We do not work with animal-derived materials.
From an environmental point of view, intensive livestock farming is the biggest driver of deforestation. Chrome tanning is the most popular form of leather production and one of the most harmful. Large quantities of toxic chemicals and acidic effluents concentrated with heavy metals are dumped into water.
It is true that vegan alternatives are becoming more and more common, but many of these materials that we find on the market as plan b, are synthetic (their raw material is crude oil).
Toxic chemicals and harmful solvents are used in their manufacture. Highly polluting compounds are also released when the waste is burned, as they do not biodegrade.
Our challenge is to make footwear that is respectful of the planet and people, while at the same time enabling the transition away from dependence on oil.
We are committed to continue discovering natural and innovative alternatives that are recyclable or biodegradable without endangering the natural environment. In addition to rescuing valuable traditional materials that deserve not to be forgotten.
SUMMER 22 MATERIALS
A natural and versatile material as an alternative to animal skin, made from the fibres of pineapple leaves.
The leaves are a waste product of existing agriculture, and their use generates extra income for the communities that collect them. No additional land, water or pesticides are required to produce the raw material.
The dried leaves are used to form the basis of the material, which is a non-woven mesh. The pigments are GOTS certified and a resin finish is applied for strength, durability and water resistance.
Sustainable, animal cruelty-free, with low environmental impact and high social responsibility.
Vegea is an innovative material characterised by its high content of plant-based, renewable and recyclable raw materials: grape skins from winemaking, vegetable oils and natural fibres from agriculture.
Vegea grape leather uses and reuses waste materials, thus extending the usefulness of grapes and making the winemaking process more circular. The base material is organic cotton.
Cork is a naturally waterproof, lightweight, organic, renewable and biodegradable material.

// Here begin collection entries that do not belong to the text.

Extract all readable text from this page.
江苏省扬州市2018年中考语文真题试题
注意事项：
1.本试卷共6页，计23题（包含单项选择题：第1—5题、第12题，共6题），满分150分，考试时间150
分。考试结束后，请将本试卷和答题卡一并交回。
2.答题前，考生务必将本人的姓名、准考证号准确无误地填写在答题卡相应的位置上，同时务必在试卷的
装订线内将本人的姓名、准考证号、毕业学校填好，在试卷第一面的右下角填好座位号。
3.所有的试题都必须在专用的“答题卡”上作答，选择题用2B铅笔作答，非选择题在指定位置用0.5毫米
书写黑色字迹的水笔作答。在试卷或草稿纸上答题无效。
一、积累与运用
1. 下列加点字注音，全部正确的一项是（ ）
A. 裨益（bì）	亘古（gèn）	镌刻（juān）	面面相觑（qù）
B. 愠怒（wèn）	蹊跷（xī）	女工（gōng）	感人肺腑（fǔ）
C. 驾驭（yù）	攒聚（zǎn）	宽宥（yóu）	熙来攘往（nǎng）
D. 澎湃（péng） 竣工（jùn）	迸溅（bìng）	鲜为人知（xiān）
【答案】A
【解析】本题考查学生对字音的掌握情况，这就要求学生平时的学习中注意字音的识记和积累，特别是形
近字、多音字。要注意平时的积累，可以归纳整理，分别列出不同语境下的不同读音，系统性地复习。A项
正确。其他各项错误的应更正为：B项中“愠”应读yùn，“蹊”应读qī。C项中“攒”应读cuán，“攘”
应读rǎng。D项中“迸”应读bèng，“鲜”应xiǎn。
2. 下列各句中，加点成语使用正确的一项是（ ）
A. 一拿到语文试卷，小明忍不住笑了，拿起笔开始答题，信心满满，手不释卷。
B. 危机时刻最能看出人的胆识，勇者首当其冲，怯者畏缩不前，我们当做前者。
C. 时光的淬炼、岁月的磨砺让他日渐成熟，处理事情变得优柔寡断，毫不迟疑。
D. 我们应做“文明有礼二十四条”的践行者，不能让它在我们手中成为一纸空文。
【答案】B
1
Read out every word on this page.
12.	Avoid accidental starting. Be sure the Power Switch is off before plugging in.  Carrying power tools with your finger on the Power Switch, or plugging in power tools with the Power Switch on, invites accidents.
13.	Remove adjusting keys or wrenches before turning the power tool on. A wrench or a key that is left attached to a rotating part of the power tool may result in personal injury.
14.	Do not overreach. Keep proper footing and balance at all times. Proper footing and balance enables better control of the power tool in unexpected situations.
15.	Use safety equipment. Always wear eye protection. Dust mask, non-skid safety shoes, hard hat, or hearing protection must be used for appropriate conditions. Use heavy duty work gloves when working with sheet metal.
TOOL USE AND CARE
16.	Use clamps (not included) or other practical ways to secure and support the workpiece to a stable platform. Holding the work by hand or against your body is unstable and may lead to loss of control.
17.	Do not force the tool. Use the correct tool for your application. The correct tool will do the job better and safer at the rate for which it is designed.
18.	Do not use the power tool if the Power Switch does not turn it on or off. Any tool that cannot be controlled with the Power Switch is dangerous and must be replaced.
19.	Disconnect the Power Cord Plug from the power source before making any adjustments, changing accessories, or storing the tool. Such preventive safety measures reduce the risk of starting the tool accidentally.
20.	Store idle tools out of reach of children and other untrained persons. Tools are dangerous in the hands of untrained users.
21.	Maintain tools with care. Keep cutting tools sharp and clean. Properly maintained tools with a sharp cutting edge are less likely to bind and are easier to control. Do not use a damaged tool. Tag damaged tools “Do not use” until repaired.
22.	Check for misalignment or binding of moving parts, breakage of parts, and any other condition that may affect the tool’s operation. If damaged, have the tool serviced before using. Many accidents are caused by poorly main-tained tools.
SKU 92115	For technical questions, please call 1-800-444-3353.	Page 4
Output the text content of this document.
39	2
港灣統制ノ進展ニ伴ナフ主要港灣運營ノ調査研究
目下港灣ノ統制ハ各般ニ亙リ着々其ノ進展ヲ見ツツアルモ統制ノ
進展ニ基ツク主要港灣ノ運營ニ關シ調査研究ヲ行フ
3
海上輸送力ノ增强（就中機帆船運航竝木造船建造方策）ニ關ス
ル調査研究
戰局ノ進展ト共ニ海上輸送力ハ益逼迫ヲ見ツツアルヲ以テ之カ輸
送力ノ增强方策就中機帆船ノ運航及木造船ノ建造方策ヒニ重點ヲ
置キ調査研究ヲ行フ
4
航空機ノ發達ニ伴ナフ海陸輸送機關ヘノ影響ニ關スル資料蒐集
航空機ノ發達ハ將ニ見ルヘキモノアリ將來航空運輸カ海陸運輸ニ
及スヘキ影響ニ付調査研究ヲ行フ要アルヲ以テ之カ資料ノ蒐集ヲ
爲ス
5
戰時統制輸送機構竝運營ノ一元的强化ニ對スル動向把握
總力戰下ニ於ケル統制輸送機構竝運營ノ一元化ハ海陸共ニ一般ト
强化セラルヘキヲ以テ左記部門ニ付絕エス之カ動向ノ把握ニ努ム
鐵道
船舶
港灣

It is also flexible, washable and a great thermal insulator.
It is essentially the bark of the cork oak, a tree found mainly in the western Mediterranean. Cork oak forests are a brake on climate change due to the amount of CO2 they absorb and their extraction does not cause any negative impact, as it does not require the tree to be cut down.
We are aware of the importance of using alternatives to conventional cotton.
Organic cotton is cotton that is grown free of toxic substances such as fertilisers, insecticides and pesticides of petro-chemical origin. The seeds used are not transgenic. Water is managed more efficiently (95% of this water is rainwater and through increased organic matter in the soil).
It is not only good for the consumer’s health, but also for the health of those who produce it, from the farmer to the person who makes it, due to the inhalation of toxic products. It benefits the environment, respecting natural resources, reducing soil, air and water pollution. It uses techniques such as crop rotation and organic fertilisers. As opposed to large cotton estates, organic cotton cultivation favours small farmers, promoting a more sustainable economy.
You will find it both on the outside and inside of our shoes, thus avoiding exposing your skin to toxic substances, organic cotton provides extra softness in direct contact with the skin.
Certified by GOTS
Its textiles can absorb up to 20% water without feeling damp, as it is primarily composed of cellulose. It is antibacterial, fungicidal, neutralises odours and acts as a barrier to UV radiation. Being thermo-regulating, they have insulating properties, ensuring coolness in summer and comfort in winter. It is also a naturally ecological, light and very resistant fabric.
Linen is obtained from the natural fibres of the plant and together with hemp is one of the oldest fabrics, having been cultivated since ancient Egypt.
Its naturally absorbent, thermo-regulating, antibacterial, fungicidal and UV-resistant properties (95%) make it the perfect fabric for both outside and inside footwear, as it neutralises odours. Its fibres are strong and durable, and fuse very well with dyes, so they keep their shape and colour very well.
Hemp is a fast-growing plant that requires very little water and does not need herbicides, pesticides or synthetic fertilisers. As an added benefit to the environment, hemp cultivation improves soil health by replenishing vital nutrients and preventing erosion.
For all the properties mentioned above, this season we are introducing hemp fibre as the core of our insoles for the Bambas and Sambalias.
Antibacterial, fungicidal, deodorising, insulating, thermo-regulating and a natural absorbent of excess perspiration.
The fibre is harvested from the husk of the coconut, a widely available resource. Our insoles give new life to this valuable raw material.
Coconut fibre has a very high lignin content, making it very tough. Despite its inherent toughness, it is also elastic. The fibres are spun into ropes and these are transformed into sheets, which are then pressed and vulcanised into several layers.
Coconut is a product that naturally adapts to the human body. We feel comfortable in it, just as we feel comfortable in hemp, cotton and linen. The difference becomes apparent when we wear, for example, a PU insole.
A patented and innovative material that comes from 100% vegetable oils.
Its capacity for adherence to the ground, flexibility and adaptability make it the perfect material for walking around the world.